#11

1.5K 61 0
                                    


Alan membungkuk menyetarakan tubuhnya.

"Kak Alan". Pekik gadis itu parau, masih dengan sesenggukan.

Sedikit Alan menjauhkan wajahnya memberi jarak.

"Lo bisa ke UKS?".

"Kaki aku sakit kak". Lirih gadis itu memegangi kakinya.

Alan bangkit. mengulurkan tanganya membantu gadis itu untuk berdiri.
Nampak Gadis itu sedikit kesulitan untuk bangun. Alan menuntun lengan gadis itu untuk merangkul di pundaknya. Gadis berambut pendek itu merintih.

Alan menuntunya perlahan menuruni tangga untuk menuju ke UKS. Alan bisa menangkap bahwa gadis disampingnya sedang grogi, terlihat dari raut wajahnya.

Perlahan tapi pasti mereka berjalan beriringan, beberapa sorot mata melihat ke mereka. Alan selalu diajarkan ibunya untuk menjadi seseorang yang baik, mau mnolong sesama. Se cuek apapun dirinya ia tidak akan pernah menelantarkan orang yang membutuhkan pertolonganya. Dan itu yang Alan pegang sampai sekarang.

Sampai di UKS nampak seorang murid kelas sepuluh disana sedang membersihkan kotak P3K. Begitu menyadari kehadiran mereka berdua, gadis itu segera membantu siswi yang Alan rangkul. Menitihnya lalu menyuruhnya berbaring di kasur.

"Makasih ya kak". Ucap gadis tersebut dari atas ranjang UKS, tulus.

Alan tersenyum tipis, kemudian ia memakai kembali sepatunya dan beranjak pergi dari sana.

Diperjalanan Alan mengamati kearah tanaman tanaman hias di sekitar sekolahanya. Bergoyang Tertiup oleh angin pelan. ditambah Sinar matahari yang redup oleh awan hitam. sebuah suasana baru dihatinya tercipta. Melihat kelakuan insan manusia, seorang perempuan yang selama ini dilukiskan oleh sesuatu yang lembut. Ternyata mampu berubah brutal ketika sebuah ambisi meruak tak tersanggupi di dalam hatinya. Sosok yang selama ini bersikap baik didepanya ternyata menyimpan sebuah iblis busuk dilubuk dadanya.

Alan mendongak kelangit hitam diatas sana. Rambut hitamnya tersapu angin. Mata hitamnya yang pekat sedikit menyipit menetralkan cahaya yang masuk ke irisnya. Semesta selalu punya cara untuk menyadarkan seseorang. Dan sekarang Alan sedang mengalami hal itu secara langsung.

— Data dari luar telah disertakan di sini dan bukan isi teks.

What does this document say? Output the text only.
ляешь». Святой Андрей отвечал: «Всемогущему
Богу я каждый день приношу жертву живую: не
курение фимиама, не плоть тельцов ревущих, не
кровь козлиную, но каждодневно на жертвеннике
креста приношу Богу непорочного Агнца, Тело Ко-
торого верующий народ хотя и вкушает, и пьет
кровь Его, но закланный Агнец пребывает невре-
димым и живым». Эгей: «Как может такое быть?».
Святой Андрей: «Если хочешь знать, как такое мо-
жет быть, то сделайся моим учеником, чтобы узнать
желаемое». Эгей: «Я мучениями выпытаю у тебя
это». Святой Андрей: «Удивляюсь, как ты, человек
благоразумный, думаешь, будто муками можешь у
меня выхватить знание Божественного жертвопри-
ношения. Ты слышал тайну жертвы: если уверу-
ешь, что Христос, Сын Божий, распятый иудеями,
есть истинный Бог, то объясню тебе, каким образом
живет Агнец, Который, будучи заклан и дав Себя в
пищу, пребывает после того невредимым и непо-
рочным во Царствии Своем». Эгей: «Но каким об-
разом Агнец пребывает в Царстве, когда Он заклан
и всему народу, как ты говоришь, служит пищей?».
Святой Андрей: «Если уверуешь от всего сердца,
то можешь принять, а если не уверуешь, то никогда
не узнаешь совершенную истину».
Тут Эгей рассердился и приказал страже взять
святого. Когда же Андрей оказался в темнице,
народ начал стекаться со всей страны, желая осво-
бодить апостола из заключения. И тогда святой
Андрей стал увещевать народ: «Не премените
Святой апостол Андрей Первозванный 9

Beruntung orang tuanya tidak pernah mengajarkaan kepadanya untuk menilai orang dari luarnya, dari fisiknya, dari penampilanya atau lebih jauh lagi dari hartanya. Hati adalah sebuah jembatan yang mampu menghubungkan rasa sayang. Tiba tiba ia teringat perkataan ayahnya saat ia masih kecil, ayahnya pernah berkata

"Seorang yang berperawakan seperti preman, mau membantu orang untuk menyeberang jalan. Seorang yang berdasi belum tentu mau melakukan hal tersebut".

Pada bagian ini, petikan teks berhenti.